Les personnels occasionnels de la restauration, sans aides, manifestent pour leur reconnaissance

Ce sont les intermittents de l'hôtellerie et de la restauration. En CDD ou en intérim, ils ne peuvent prétendre à des aides mais subissent l'arrêt total de leur secteur. Ils ont exposé leurs chemises et nœuds de papillon devant l'Opéra Garnier à Paris ce vendredi.
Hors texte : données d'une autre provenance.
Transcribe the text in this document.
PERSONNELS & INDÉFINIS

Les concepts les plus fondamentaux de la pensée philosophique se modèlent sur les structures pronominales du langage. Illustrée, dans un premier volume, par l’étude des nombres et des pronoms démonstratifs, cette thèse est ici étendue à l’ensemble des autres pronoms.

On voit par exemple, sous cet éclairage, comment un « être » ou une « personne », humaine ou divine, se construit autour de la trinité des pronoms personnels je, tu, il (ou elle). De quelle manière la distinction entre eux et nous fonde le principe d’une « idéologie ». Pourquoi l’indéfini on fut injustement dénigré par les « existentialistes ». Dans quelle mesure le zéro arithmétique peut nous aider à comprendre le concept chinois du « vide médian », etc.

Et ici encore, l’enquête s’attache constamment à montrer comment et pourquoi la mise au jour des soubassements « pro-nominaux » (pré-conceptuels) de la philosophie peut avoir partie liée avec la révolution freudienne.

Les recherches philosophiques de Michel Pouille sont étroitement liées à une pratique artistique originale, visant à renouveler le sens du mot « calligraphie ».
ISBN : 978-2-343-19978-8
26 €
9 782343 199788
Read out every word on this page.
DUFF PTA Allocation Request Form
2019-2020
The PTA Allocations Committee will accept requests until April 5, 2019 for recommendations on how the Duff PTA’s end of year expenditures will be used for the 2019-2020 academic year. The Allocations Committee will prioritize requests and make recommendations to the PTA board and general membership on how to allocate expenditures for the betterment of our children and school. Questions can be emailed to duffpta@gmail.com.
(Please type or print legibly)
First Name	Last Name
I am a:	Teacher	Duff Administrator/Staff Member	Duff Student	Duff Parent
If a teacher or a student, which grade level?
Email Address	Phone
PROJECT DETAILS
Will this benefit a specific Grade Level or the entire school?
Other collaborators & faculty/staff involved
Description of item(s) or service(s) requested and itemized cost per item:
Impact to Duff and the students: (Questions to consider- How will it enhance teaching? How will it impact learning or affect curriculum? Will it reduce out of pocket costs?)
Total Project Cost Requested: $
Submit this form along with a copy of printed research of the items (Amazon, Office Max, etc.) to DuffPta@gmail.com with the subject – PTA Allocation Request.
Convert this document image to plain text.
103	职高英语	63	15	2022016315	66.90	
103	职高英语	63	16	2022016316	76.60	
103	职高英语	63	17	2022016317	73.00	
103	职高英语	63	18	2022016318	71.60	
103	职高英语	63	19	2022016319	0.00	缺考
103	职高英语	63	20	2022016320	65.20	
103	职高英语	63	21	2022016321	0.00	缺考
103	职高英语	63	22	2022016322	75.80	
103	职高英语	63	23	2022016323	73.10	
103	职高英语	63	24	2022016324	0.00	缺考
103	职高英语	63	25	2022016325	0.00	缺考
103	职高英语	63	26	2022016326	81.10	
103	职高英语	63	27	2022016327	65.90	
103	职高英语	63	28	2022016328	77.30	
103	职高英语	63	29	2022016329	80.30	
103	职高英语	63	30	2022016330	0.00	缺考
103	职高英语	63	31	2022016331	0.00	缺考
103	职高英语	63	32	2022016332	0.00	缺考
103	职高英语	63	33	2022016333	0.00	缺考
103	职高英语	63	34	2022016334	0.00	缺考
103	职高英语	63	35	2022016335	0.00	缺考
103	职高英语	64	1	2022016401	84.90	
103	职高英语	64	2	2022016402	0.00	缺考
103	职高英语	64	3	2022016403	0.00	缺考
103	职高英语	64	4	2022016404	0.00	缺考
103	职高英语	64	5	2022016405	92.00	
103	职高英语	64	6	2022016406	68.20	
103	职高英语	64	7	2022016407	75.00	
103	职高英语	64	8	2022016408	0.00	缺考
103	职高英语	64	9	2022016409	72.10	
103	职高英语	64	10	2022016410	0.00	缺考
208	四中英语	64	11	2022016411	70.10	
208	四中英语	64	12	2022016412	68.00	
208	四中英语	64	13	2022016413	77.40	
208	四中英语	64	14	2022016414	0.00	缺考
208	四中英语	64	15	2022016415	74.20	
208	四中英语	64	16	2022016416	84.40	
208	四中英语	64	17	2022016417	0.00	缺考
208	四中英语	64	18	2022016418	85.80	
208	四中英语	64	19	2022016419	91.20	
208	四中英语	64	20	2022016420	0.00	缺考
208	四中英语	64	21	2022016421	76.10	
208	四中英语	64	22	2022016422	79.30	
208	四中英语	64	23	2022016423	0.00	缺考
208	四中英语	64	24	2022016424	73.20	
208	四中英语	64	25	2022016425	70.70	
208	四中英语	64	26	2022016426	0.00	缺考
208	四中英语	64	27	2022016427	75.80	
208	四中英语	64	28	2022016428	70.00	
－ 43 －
Les personnels de l'évènementiel espèrent obtenir de la visibilité et surtout, des aides.
Les personnels de l'évènementiel espèrent obtenir de la visibilité et surtout, des aides. © Denis Tanchereau - France 3 Paris Ile-de-France

Ils sont serveurs, extras en cuisine, maîtres d'hôtels et invisibles, aux yeux du législateur tout du moins. Cela car leur statut salarial, des CDDU, CDD et de l'intérim, ne leur permet pas de bénéficier des aides et du chômage partiel.

"J'ai servi tous les derniers présidents de la République française, toutes les plus grandes stars américaines, françaises, sur différents cocktails, fait des diners de gala dans tous les ministères. Mais à l'heure actuelle, on ne se soucie pas de nous. On n'existe plus. Notre profession, c'est d'être discret, professionnel, attentionné, à l'écoute de nos clients. On est plus que discret, on nous oublie complètement", déplore Nicolas Debordes, porte-parole de l'Opre, l'Organisation du Personnel de la Restauration dans l'Évènementiel.

Des dizaines de chemises d'apparat ont été exposées devant l'Opéra Garnier ce vendredi matin pour qu'enfin, leur sort soit examiné par les responsables politiques.

Leur statut salarial les empêche de pouvoir prétendre à des aides.
Leur statut salarial les empêche de pouvoir prétendre à des aides. © Denis Tanchereau - France 3 Paris Ile-de-France

"Un trou dans la raquette"

Ainsi, Thierry Claudios, autre porte-parole de l'association, explique avoir écrit à pas moins de 400 parlementaires pour plaider sa cause.

"Nous avons aussi fait une pétition à l'Assemblée nationale pour mettre en avant le projet de loi qui pourra être examiné et voté si elle obtient 500 000 signatures", espère-t-il ainsi.

En attendant, nombre d'entre eux s'enfoncent dans la précarité et ne peuvent bénéficier que d'un soutien familial ou amical. "On est, ce que le gouvernement a appelé, 'un trou dans la raquette'. C’est-à-dire que l'on a le même fonctionnement que les intermittents du spectacle et malheureusement, nous n'avons pas la même protection qu'ils peuvent avoir, c’est-à-dire une année blanche qui a été reconduite jusqu'en août 2021", poursuit Thierry Claudios.

Ce dernier craint ainsi les conséquences pour l'ensemble de la profession. Le secteur pourrait avoir dû mal à redémarrer avec de nombreux personnels formés manquants.